= Michael Loebenstein =

Austrian writer, curator, and museum director

Michael Loebenstein (born 1974 in Vienna) is a writer, curator and as of 1 October 2017 the director of the Austrian Film Museum (Österreichisches Filmmuseum). From October 2011 to January 2017 he held the post of Chief Executive Officer (CEO) of the National Film and Sound Archive of Australia (NFSA). From 2013 to 2023 he served as Secretary General of FIAF, the International Federation of Film Archives.

Previously he held senior positions at the Austrian Film Museum and at the Ludwig Boltzmann Institute for History and Society (currently operating as the Ludwig Boltzmann Institute for Digital History) in its historical research cluster. He worked as an advisor to the Austrian Federal Ministry for Education, Arts and Culture. He has also worked as a freelance curator and researcher in the field of audiovisual archiving and history, having particular interests in avant-garde and documentary film, Visual History and Holocaust Studies.

During his tenure at the National Film & Sound Archive of Australia the NFSA, like all Federal Cultural institutions, was impacted by budget cuts under the Coalition government's 'efficiency dividen' program. Despite significant cuts to the NFSA's programs and a reduction of its workforce Loebenstein repositioned the institution with a focus on digital transformation and public engagement. During his tenure, the archive increased its annual accessioning rate from 50,000 to 100,000 items and increased its capacity for digitisation of at-risk materials. In October 2015, the NFSA released "Deadline 2025: Collections at Risk," a strategy document warning that audiovisual material on magnetic tape would be lost unless digitized by 2025. The NFSA also reviewed its online activities and launched an award-winning website in 2015/2016.

Under Loebenstein's leadership the NFSA Restores program was launched in 2015, which digitally restored Australian films including Storm Boy(1976), Proof (1991), My Brilliant Career (1979), and Gallipoli (1981). The restoration of Proof was funded through Australia's first crowdfunding campaign for film preservation, raising A$27,000 from 266 supporters including actor-director Russell Crowe.

Under Loebenstein's direction, the Austrian Film Museum completed the 'Filmmuseum LAB' project, a new repository and digitisation facility in Vienna's Arsenal complex. The 1,500 m² facility, which opened in September 2025, houses the museum's collection of over 30,000 film titles in climate-controlled storage.
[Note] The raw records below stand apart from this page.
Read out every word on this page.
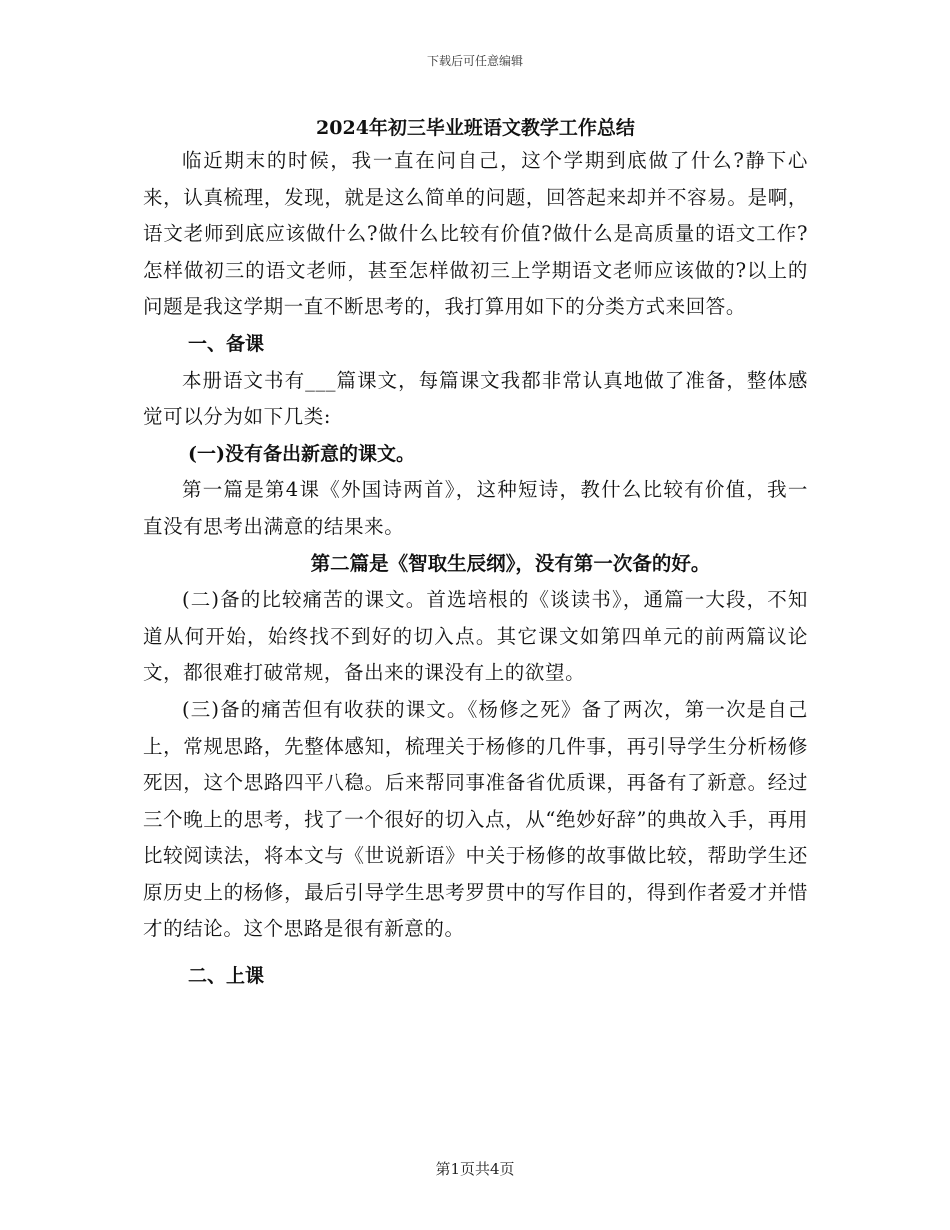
下载后可任意编辑

2024年初三毕业班语文教学工作总结

临近期末的时候，我一直在问自己，这个学期到底做了什么?静下心来，认真梳理，发现，就是这么简单的问题，回答起来却并不容易。是啊，语文老师到底应该做什么?做什么比较有价值?做什么是高质量的语文工作?怎样做初三的语文老师，甚至怎样做初三上学期语文老师应该做的?以上的问题是我这学期一直不断思考的，我打算用如下的分类方式来回答。

一、备课

本册语文书有___篇课文，每篇课文我都非常认真地做了准备，整体感觉可以分为如下几类:

(一)没有备出新意的课文。

第一篇是第4课《外国诗两首》，这种短诗，教什么比较有价值，我一直没有思考出满意的结果来。

第二篇是《智取生辰纲》，没有第一次备的好。

(二)备的比较痛苦的课文。首选培根的《谈读书》，通篇一大段，不知道从何开始，始终找不到好的切入点。其它课文如第四单元的前两篇议论文，都很难打破常规，备出来的课没有上的欲望。

(三)备的痛苦但有收获的课文。《杨修之死》备了两次，第一次是自己上，常规思路，先整体感知，梳理关于杨修的几件事，再引导学生分析杨修死因，这个思路四平八稳。后来帮同事准备省优质课，再备有了新意。经过三个晚上的思考，找了一个很好的切入点，从“绝妙好辞”的典故入手，再用比较阅读法，将本文与《世说新语》中关于杨修的故事做比较，帮助学生还原历史上的杨修，最后引导学生思考罗贯中的写作目的，得到作者爱才并惜才的结论。这个思路是很有新意的。

二、上课

第1页共4页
The project was jointly funded by the Austrian federal government and the City of Vienna. Under Loebenstein's leadership the Film Museum developed a digitisation guideline. introduced a new digital collection management system, and modernised its cinema space.

As a writer Michael has published books on filmmakers including Peter Tscherkassky, Gustav Deutsch, Maria Lassnig and Ruth Beckermann. As a producer for the Austrian Film Museum's publication series he was involved in book releases on the Film Museum's Dziga Vertov Collection and on filmmaker James Benning. Notable publications include Film Curatorship: Archives, Museums and the Digital Marketplace (2008), co-authored with David Francis, Alexander Horwath and Paolo Cherchi Usai.

As a journalist, feature writer, commentator and editor he has contributed to numerous publications, books and articles on film history, curatorship and contemporary film culture. In addition he was a co-founder and editor of the German-language film periodical kolik.film and a critic for the Viennese weekly Falter.

He has been responsible for the production of several DVDs including the award-winning Entuziasm by Dziga Vertov (Edition Filmmuseum), and has collaborated with the celebrated film composer Michael Nyman.

As a curator he has been responsible for a number of large scale projects and exhibitions. In 2010 he curated the much-lauded Wien im Film at the Wien Museum in Vienna, a celebration of a century of images capturing the essence of the city. He also conceptualised and co-managed a series of digital humanities projects with the Ludwig Boltzmann Gesellschaft, including Film.Stadt.Wien, Ephemeral Films - National Socialism in Austria and Visual History of the Holocaust.

While in Australia he served as a member of the advisory board of the Centre for Media History at Macquarie University (Sydney) and the Wantok Music Foundation (Melbourne). As of 2022 he is a board member of the Austrian association of media archives Medien Archive Austria. He has also held positions including chair of the partner board of the Ludwig Boltzmann Institute for Digital History (since 2019), member of the board of trustees of the VALIE EXPORT Foundation (since 2023), and is an advisory board member of Kulturpool (since 2023).